La 30édition de la semaine de prévention du suicide s’est ouverte le 2 février au Québec avec une forte mobilisation des agriculteurs. L’Association québécoise de prévention du suicide (AQPS) et l’Union des producteurs agricoles (UPA) travaillent régulièrement ensemble pour venir en aide à cette profession soumise à un stress permanent.

51% des producteurs agricoles du Québec sont en détresse psychologique élevée. S’il est difficile de connaître les chiffres exacts du suicide chez les agriculteurs (les professions ne sont pas toujours mentionnées dans les rapports des coroners), certaines données parlent d’elles-mêmes. Le niveau de suicide des agriculteurs, largement supérieur au taux de 20,4 suicides pour 100 000 habitants dans la population québécoise, représente bien la réalité d’une profession en grande difficulté. 

« Beaucoup de facteurs ne leur appartiennent pas, note Manon Vial, responsable de la santé psychologique à l’UPA. La météo, les acteurs économiques, les dettesTout cela fait des agriculteurs une population plus à risque que la moyenne. » L’AQPS partage ce constat et l’explique par une exposition trop longue au stress qui affecte durablement la santé mentale des producteurs. « Les agriculteurs sont beaucoup plus vulnérables, explique Jérôme Godreault, directeur général de l’AQPS. Ils doivent gérer un mode de vie stressant, loin de l’image idyllique qu’on peut avoir du métier. »

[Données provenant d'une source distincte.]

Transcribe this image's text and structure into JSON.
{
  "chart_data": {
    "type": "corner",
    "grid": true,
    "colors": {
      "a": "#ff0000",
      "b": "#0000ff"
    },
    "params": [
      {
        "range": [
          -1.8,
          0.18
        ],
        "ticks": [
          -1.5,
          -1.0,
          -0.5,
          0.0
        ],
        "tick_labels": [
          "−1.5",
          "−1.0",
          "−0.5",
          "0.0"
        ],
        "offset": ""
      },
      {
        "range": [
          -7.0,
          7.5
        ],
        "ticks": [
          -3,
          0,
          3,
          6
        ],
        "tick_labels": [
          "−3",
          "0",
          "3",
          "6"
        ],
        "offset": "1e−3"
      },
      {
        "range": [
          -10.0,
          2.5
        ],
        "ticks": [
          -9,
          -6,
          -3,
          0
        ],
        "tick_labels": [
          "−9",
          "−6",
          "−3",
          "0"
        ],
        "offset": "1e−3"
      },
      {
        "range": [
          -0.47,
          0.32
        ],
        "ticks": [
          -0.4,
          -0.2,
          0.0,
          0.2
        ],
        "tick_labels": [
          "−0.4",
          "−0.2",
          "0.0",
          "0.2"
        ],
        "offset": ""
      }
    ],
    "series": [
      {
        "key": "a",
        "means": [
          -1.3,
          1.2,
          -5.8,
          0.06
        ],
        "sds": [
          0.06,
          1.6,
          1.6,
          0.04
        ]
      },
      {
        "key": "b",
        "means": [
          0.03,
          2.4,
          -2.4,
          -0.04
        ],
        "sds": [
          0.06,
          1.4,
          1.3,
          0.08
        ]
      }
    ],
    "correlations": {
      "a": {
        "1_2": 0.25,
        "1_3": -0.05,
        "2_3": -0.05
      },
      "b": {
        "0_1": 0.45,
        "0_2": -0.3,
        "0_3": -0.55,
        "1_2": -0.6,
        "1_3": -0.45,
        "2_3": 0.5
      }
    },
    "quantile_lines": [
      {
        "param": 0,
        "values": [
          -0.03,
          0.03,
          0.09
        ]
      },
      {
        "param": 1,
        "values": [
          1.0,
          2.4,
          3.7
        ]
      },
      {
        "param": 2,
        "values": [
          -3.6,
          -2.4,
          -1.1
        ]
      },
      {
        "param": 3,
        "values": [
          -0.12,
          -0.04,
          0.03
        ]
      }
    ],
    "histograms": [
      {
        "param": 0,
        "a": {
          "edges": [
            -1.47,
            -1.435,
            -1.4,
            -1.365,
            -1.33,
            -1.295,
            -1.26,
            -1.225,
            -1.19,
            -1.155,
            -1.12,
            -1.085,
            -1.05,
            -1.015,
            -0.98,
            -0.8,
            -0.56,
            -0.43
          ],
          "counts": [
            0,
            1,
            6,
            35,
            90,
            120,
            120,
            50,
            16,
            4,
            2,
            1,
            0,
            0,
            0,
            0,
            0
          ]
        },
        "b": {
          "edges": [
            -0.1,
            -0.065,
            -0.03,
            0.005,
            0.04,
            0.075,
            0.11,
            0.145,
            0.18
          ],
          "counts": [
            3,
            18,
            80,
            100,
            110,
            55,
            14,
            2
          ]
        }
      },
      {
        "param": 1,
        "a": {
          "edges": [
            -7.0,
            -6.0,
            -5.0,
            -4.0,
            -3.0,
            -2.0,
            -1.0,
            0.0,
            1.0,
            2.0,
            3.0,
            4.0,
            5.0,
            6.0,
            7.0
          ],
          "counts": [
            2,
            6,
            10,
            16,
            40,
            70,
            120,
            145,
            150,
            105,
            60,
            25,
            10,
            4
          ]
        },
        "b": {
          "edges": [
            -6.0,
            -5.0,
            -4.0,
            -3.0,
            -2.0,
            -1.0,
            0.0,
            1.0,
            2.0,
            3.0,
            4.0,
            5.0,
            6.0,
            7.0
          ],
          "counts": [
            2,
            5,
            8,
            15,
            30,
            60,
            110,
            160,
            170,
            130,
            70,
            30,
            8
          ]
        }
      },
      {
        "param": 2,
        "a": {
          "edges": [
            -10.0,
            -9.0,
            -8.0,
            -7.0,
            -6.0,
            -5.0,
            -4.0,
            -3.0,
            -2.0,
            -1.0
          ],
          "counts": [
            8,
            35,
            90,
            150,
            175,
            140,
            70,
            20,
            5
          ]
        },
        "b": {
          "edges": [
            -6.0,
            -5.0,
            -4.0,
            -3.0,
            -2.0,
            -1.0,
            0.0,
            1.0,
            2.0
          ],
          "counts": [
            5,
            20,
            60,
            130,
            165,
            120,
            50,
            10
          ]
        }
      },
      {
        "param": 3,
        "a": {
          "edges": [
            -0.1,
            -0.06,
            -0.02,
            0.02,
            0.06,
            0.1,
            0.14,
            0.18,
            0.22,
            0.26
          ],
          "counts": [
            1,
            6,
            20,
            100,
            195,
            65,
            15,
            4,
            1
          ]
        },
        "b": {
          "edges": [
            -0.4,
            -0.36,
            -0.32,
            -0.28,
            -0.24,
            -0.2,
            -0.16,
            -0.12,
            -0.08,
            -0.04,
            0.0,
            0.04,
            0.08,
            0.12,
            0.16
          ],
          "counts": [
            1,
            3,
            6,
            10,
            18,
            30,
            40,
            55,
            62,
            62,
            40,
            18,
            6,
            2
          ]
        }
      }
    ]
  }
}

Pourtant, si le mal-être semble être connu et partagé par une majorité de producteurs, beaucoup n’osent pas en parler autour d’eux. « Les agriculteurs sont souvent fiers et ne vont pas chercher de l’aide, déplore Manon Vial. Ils veulent s’en sortir seuls. »

Plusieurs moyens de prévention

L’UPA, qui représente quelque 1 100 producteurs dans le secteur de la Capitale-Nationale-Côte-Nord, a mis en place plusieurs services pour renforcer la prévention auprès des producteurs à risque. L’organisation syndicale a établi une collaboration avec l’AQPS pour décliner le principe des sentinelles afin de l’adapter spécifiquement au secteur agricole. Avec une formation d’une journée, des personnes proches du secteur peuvent désormais aider à repérer les sources de stress et référer les agriculteurs concernés à des institutions qualifiées.

Au-delà de cette mission bénévole, l’UPA fait appel à des travailleurs de rang, des travailleurs sociaux spécialisés dans le domaine agricole et fermier qui vont à la rencontre des producteurs et de leur familles pour établir un dialogue. « S’ils n’ont pas la capacité de sortir, de faire la route pour parler, c’est à nous de nous déplacer vers eux », estime Jérôme Godreault.

Cette réflexion autour de la prévention du suicide a toujours été forte dans le milieu agricole. Elle l’est d’autant plus dans les secteurs de Portneuf et de l’île d’Orléans, où deux nouveaux suicides ont encore fortement marqué la population en 2019.

Pour donner un aperçu concret de la vie des agriculteurs de la région, l’UPA a participé à la création de « La voie agricole », une websérie qui parcourt différents territoires du Québec à la rencontre des producteurs locaux. À l’occasion de la semaine de prévention du suicide, un épisode spécial sera consacré à la détresse psychologique durant la première quinzaine de février. Une nouvelle façon de redonner une voix à une profession qui souffre souvent en silence.